Absolutely, can do. First off, the r
prefix means that the string literal will be parsed with the @r_str macro which will convert the string into a Regex, so the regular expression itself is just .+
. The dot matches any character, and the plus is a repetition operator meaning “repeat one or more times,” so overall this Regex means “match any character one or more times”.
It looks like they picked this example in the docs to show that all of the replacements are happening together. If this example was the same as repeated calls to the replace
function, then this final replacement would just replace any string with one or more characters with a single "a"
, but as you can see, the actual output starts with "bc"
instead.
Overall, the replacements look like this:
The first character of the string is compared with the first character of the first pattern, in this case there’s a match, and that happens to be the whole of the first pattern, so "b"
is appended to the output:
input: abcabc
^
output: b
Next, the second character is compared against the first character of the first pattern.

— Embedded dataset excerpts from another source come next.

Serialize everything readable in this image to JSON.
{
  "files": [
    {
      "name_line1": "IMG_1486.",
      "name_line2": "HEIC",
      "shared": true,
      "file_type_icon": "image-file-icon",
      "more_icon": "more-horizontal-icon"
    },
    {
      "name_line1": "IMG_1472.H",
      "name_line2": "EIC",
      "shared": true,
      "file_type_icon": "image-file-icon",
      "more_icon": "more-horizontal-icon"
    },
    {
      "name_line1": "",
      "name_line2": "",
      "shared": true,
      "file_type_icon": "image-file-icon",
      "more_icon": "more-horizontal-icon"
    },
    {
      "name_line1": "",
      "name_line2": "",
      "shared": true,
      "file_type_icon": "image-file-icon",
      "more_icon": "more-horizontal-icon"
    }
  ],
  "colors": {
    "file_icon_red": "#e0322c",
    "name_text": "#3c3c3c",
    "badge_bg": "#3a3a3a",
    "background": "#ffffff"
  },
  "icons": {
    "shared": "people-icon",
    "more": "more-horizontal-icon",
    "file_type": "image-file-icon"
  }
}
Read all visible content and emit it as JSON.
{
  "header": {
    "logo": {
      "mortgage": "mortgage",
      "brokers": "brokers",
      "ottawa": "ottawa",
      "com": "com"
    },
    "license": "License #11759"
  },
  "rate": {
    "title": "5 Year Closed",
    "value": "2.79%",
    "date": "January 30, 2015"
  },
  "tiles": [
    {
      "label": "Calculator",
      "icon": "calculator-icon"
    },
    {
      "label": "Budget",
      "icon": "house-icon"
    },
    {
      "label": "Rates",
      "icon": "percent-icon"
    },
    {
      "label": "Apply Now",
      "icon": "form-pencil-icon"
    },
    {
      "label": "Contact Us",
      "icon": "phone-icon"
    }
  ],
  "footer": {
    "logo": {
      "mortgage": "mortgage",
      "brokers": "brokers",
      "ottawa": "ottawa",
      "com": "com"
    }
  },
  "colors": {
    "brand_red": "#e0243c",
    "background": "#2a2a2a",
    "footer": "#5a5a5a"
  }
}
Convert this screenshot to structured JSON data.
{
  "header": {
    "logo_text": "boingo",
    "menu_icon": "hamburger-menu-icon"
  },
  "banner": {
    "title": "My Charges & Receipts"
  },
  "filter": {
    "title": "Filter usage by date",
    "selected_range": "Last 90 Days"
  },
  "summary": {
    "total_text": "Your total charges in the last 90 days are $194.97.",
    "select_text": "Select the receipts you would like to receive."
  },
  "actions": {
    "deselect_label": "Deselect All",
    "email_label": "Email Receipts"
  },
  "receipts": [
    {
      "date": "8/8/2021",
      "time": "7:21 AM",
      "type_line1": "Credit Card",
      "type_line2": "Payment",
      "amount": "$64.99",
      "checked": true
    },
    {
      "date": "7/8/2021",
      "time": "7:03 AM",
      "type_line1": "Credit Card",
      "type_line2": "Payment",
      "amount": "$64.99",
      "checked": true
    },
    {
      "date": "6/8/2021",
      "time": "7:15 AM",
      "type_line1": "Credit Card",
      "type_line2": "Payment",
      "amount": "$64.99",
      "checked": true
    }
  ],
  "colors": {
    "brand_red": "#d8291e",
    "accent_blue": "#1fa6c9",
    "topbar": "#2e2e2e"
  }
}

This isn’t a match, so the second character is compared against the first character of the second pattern. This is a match, so that character is replaced:
input: abcabc
^
output: bc
Finally, the third character doesn’t match the first or second pattern, but the Regex will match any character, so it does so, matching the whole rest of the string:
input: abcabc
^^^^
output: bca
Since the Regex has already matched up until the end of the string, the first and second patterns never get a chance to match the second "a"
or "b"
, so that’s the end. An improvement to this example might be to include some characters in the source string which are not replaced.